L’article 7 du traité sur l’Union européenne
Que peut faire Bruxelles ? Faute d’obtenir de la Pologne qu’elle renonce à ses réformes, l’UE pourrait lui appliquer l’article 7 du traité sur l’Union européenne, qui prévoit de suspendre de certains de ses droits, y compris de ses droits de vote, tout pays convaincu de violation de l’Etat de droit.
C’est ce que demande le Parlement européen, c’est aussi ce qu’envisage la Commission. « L’Etat de droit n’est pas une option dans l’Union européenne, a déclaré Jean-Claude Juncker. C’est une obligation ».
La procédure comporte deux étapes : dans un premier temps, les Etats constatent, à la majorité des 4/5èmes, qu’il existe « un risque clair de violation grave » des valeurs européennes ; dans un second temps, ils vont plus loin en constatant, à l’unanimité, « l’existence d’une violation grave et persistante ». La première étape de la procédure ne requérant pas l’unanimité, la menace paraît assez crédible pour faire reculer l’Etat mis en cause.
Toutefois, pour le moment, les efforts du président de la République, Andrzej Duda, pour rendre la réforme plus acceptable n’ont pas abouti.
Une autre idée vient d’être suggérée, notamment par Paris et Berlin, qui serait de soumettre l’attribution des fonds de cohésion, dont la Pologne bénéficie largement, au respect de l’Etat de droit. « Les fonds de cohésion peuvent être assortis de conditionnalités liées à l’Etat de droit », a déclaré la ministre française chargée des affaires européennes, Nathalie Loiseau. La commissaire à la justice, la Tchèque Vera Joukova, a tenu le même langage. Les négociations sur le budget pluri-annuel 2021-2027 vont bientôt commencer. Ce sera l’occasion d’exercer une forte pression sur Varsovie.
Les accusations de Donald Tusk
Au-delà de la réforme de la justice, c’est la relation entre la Pologne et l’Union européenne qui se trouve aujourd’hui remise en question. Le pouvoir polonais, sous la houlette de Jaroslaw Kaczynski et de son parti Droit et Justice, a multiplié depuis quelques années les signes de désaffection à l’égard de l’Europe. Seul indice positif, relevé par Emmanuel Macron, Varsovie vient de s’associer in extremis à la « coopération structurée permanente » lancée par Paris et Berlin dans le secteur de la défense. Mais le gouvernement continue de s’opposer à la plupart de ses partenaires européens dans de nombreux domaines. Les nationalistes, qui ont défilé en masse le 11 novembre dans les rues de Varsovie, tiennent le haut du pavé. Ils affichent ouvertement leur xénophobie, leur rejet de l’immigration, leurs sentiments anti-européens.
Président du Conseil européen, l’ancien premier ministre polonais Donald Tusk, qui n’a pas renoncé, semble-t-il, à retrouver une place dans la vie politique de son pays à l’expiration de son mandat européen, a jugé dans un tweet que la manifestation du 11 novembre était « une catastrophe » pour l’image de la Pologne.

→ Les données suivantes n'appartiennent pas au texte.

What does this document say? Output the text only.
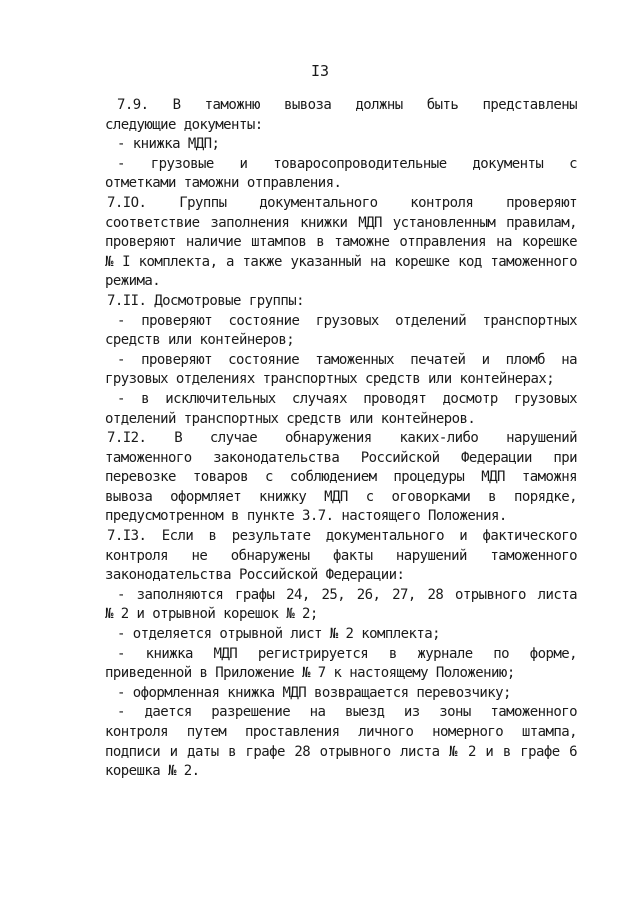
I3
7.9. В таможню вывоза должны быть представлены
следующие документы:
- книжка МДП;
- грузовые и товаросопроводительные документы с
отметками таможни отправления.
7.IO. Группы документального контроля проверяют
соответствие заполнения книжки МДП установленным правилам,
проверяют наличие штампов в таможне отправления на корешке
№ I комплекта, а также указанный на корешке код таможенного
режима.
7.II. Досмотровые группы:
- проверяют состояние грузовых отделений транспортных
средств или контейнеров;
- проверяют состояние таможенных печатей и пломб на
грузовых отделениях транспортных средств или контейнерах;
- в исключительных случаях проводят досмотр грузовых
отделений транспортных средств или контейнеров.
7.I2. В случае обнаружения каких-либо нарушений
таможенного законодательства Российской Федерации при
перевозке товаров с соблюдением процедуры МДП таможня
вывоза оформляет книжку МДП с оговорками в порядке,
предусмотренном в пункте 3.7. настоящего Положения.
7.I3. Если в результате документального и фактического
контроля не обнаружены факты нарушений таможенного
законодательства Российской Федерации:
- заполняются графы 24, 25, 26, 27, 28 отрывного листа
№ 2 и отрывной корешок № 2;
- отделяется отрывной лист № 2 комплекта;
- книжка МДП регистрируется в журнале по форме,
приведенной в Приложение № 7 к настоящему Положению;
- оформленная книжка МДП возвращается перевозчику;
- дается разрешение на выезд из зоны таможенного
контроля путем проставления личного номерного штампа,
подписи и даты в графе 28 отрывного листа № 2 и в графе 6
корешка № 2.
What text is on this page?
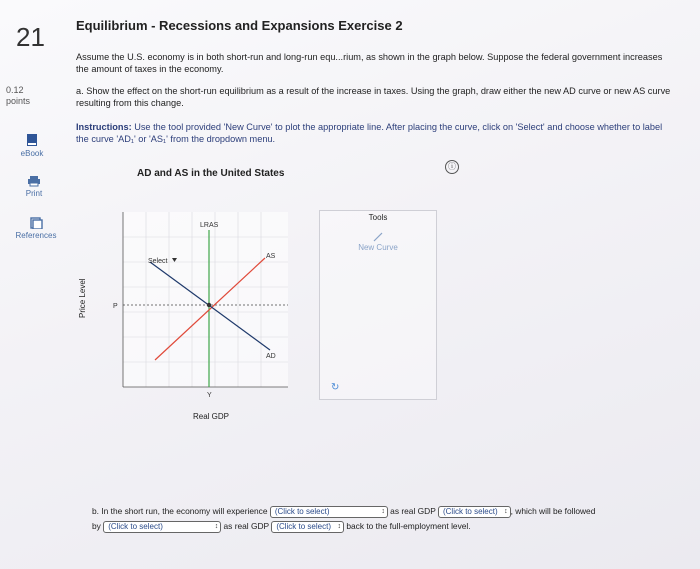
21
0.12
points
eBook
Print
References
Equilibrium - Recessions and Expansions Exercise 2
Assume the U.S. economy is in both short-run and long-run equ...rium, as shown in the graph below. Suppose the federal government increases the amount of taxes in the economy.
a. Show the effect on the short-run equilibrium as a result of the increase in taxes. Using the graph, draw either the new AD curve or new AS curve resulting from this change.
Instructions: Use the tool provided 'New Curve' to plot the appropriate line. After placing the curve, click on 'Select' and choose whether to label the curve 'AD₁' or 'AS₁' from the dropdown menu.
ⓘ
AD and AS in the United States
LRAS
AS
AD
P
Y
Select
Price Level
Real GDP
Tools
New Curve
↻
b. In the short run, the economy will experience (Click to select) ↕	as real GDP (Click to select) ↕ , which will be followed
by (Click to select) ↕	as real GDP (Click to select) ↕ back to the full-employment level.
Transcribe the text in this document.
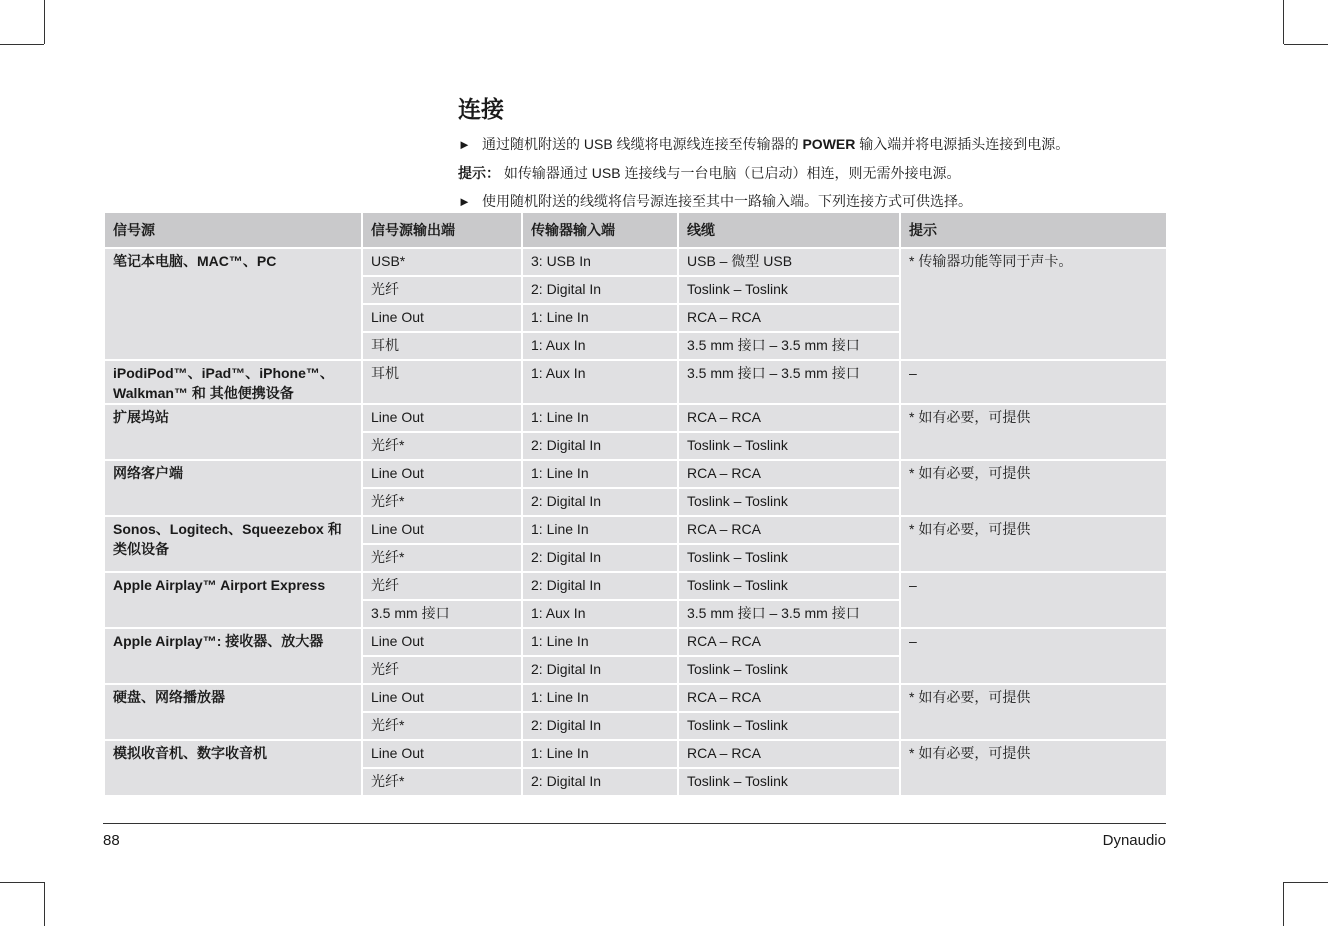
连接
► 通过随机附送的 USB 线缆将电源线连接至传输器的 POWER 输入端并将电源插头连接到电源。
提示： 如传输器通过 USB 连接线与一台电脑（已启动）相连，则无需外接电源。
► 使用随机附送的线缆将信号源连接至其中一路输入端。下列连接方式可供选择。
信号源	信号源输出端	传输器输入端	线缆	提示
笔记本电脑、MAC™、PC	USB*	3: USB In	USB – 微型 USB	* 传输器功能等同于声卡。
	光纤	2: Digital In	Toslink – Toslink	
	Line Out	1: Line In	RCA – RCA	
	耳机	1: Aux In	3.5 mm 接口 – 3.5 mm 接口	
iPodiPod™、iPad™、iPhone™、Walkman™ 和 其他便携设备	耳机	1: Aux In	3.5 mm 接口 – 3.5 mm 接口	–
扩展坞站	Line Out	1: Line In	RCA – RCA	* 如有必要，可提供
	光纤*	2: Digital In	Toslink – Toslink	
网络客户端	Line Out	1: Line In	RCA – RCA	* 如有必要，可提供
	光纤*	2: Digital In	Toslink – Toslink	
Sonos、Logitech、Squeezebox 和类似设备	Line Out	1: Line In	RCA – RCA	* 如有必要，可提供
	光纤*	2: Digital In	Toslink – Toslink	
Apple Airplay™ Airport Express	光纤	2: Digital In	Toslink – Toslink	–
	3.5 mm 接口	1: Aux In	3.5 mm 接口 – 3.5 mm 接口	
Apple Airplay™: 接收器、放大器	Line Out	1: Line In	RCA – RCA	–
	光纤	2: Digital In	Toslink – Toslink	
硬盘、网络播放器	Line Out	1: Line In	RCA – RCA	* 如有必要，可提供
	光纤*	2: Digital In	Toslink – Toslink	
模拟收音机、数字收音机	Line Out	1: Line In	RCA – RCA	* 如有必要，可提供
	光纤*	2: Digital In	Toslink – Toslink	
88	Dynaudio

Dans un autre tweet, il s’en est pris directement à Jaroslaw Kaczynski en lui reprochant notamment son « isolement au sein de l’UE » et les « distances » prises avec l’Etat de droit et l’indépendance de la justice. Il l’a même accusé de faire le jeu de Moscou en écrivant : « Est-ce la stratégie du PiS (le parti Droit et Justice) ou le plan du Kremlin ? Il y a trop de ressemblance pour dormir tranquille ». Certes Donald Tusk s’est exprimé, en polonais, sur son compte personnel, et non sur celui de la présidence du Conseil européen. Mais il est clair qu’entre Bruxelles et Varsovie les hostilités sont déclarées.